8. Cognition, Agency, and Function
Cognition becomes fully intelligible within a triadic relation:
- Agency regulates viability
- Function operationalises viability
- Cognition structures the selective differentiation and regulation of viability-relevant differences
Cognition is not an addition to biological agency. It is the way agency becomes selectively responsive through the structured modulation of constraints. It is how organisms enact their own norms in a regulated and coordinated manner.
9. No Mentalism, No Metaphor
A common objection to biological accounts of cognition is that they rely on metaphor or anthropomorphism.
APS avoids this entirely. Cognitive terms track real organisational features of living systems. They describe how organisms differentiate, prioritise, and regulate the differences that matter for their continued existence.
This is not metaphorical extension.
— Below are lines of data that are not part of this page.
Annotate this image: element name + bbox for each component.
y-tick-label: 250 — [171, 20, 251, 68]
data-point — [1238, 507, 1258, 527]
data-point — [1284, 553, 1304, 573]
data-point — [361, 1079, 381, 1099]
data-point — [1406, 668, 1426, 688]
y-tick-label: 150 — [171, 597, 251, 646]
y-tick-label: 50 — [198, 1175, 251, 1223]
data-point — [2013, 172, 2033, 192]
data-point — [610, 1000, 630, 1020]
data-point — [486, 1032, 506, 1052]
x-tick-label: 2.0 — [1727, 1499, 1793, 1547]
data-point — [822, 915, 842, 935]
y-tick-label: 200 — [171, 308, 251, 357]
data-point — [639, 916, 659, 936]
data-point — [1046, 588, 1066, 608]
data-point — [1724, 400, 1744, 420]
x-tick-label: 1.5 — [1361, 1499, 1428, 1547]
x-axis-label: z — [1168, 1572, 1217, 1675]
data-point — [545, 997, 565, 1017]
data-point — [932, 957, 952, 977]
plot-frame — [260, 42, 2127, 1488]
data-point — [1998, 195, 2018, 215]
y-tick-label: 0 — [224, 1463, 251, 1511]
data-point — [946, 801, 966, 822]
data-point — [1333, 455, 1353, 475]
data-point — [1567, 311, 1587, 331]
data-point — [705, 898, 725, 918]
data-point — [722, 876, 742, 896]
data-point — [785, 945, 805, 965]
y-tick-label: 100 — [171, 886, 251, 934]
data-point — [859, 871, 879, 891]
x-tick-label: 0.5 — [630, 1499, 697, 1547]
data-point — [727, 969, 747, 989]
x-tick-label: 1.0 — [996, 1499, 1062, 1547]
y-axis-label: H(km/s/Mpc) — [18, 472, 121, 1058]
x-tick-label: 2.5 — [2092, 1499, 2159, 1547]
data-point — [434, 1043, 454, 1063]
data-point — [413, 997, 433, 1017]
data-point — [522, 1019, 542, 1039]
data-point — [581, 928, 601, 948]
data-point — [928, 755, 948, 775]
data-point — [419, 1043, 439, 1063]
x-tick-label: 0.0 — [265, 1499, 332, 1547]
It is conceptual clarification grounded in the organisation of living systems.
10. Why This Is Not Panpsychism
APS does not claim that all matter is cognitive or that cognition is a universal property of the physical world.
Cognition in APS is organisation-dependent. It arises only in systems that exhibit viability-oriented, constraint-closed organisation capable of selectively differentiating and regulating relevant conditions.
This distinguishes APS from panpsychism. Cognition is not attributed to matter as such, but to specific forms of organised activity through which systems regulate their own persistence.
The continuity described by APS is therefore biological, not metaphysical: cognition extends across living systems, but only where the organisational conditions of life are present.
11. Continuity Without Collapse
Cognition is continuous across life, but not uniform.
We can distinguish:
- biological cognition — viability-oriented differentiation and regulation
- animal cognition — sensorimotor and behavioural elaboration
- human cognition — symbolic and cultural elaboration
These distinctions do not mark sharp breaks. They track increasing organisational complexity within a single biological lineage.
12. The Core Claim
Cognition, in APS terms, is the structured, constraint-sensitive organisation through which living systems differentiate and regulate viability-relevant differences.
It is continuous with life itself and elaborated—rather than created—in the emergence of mind.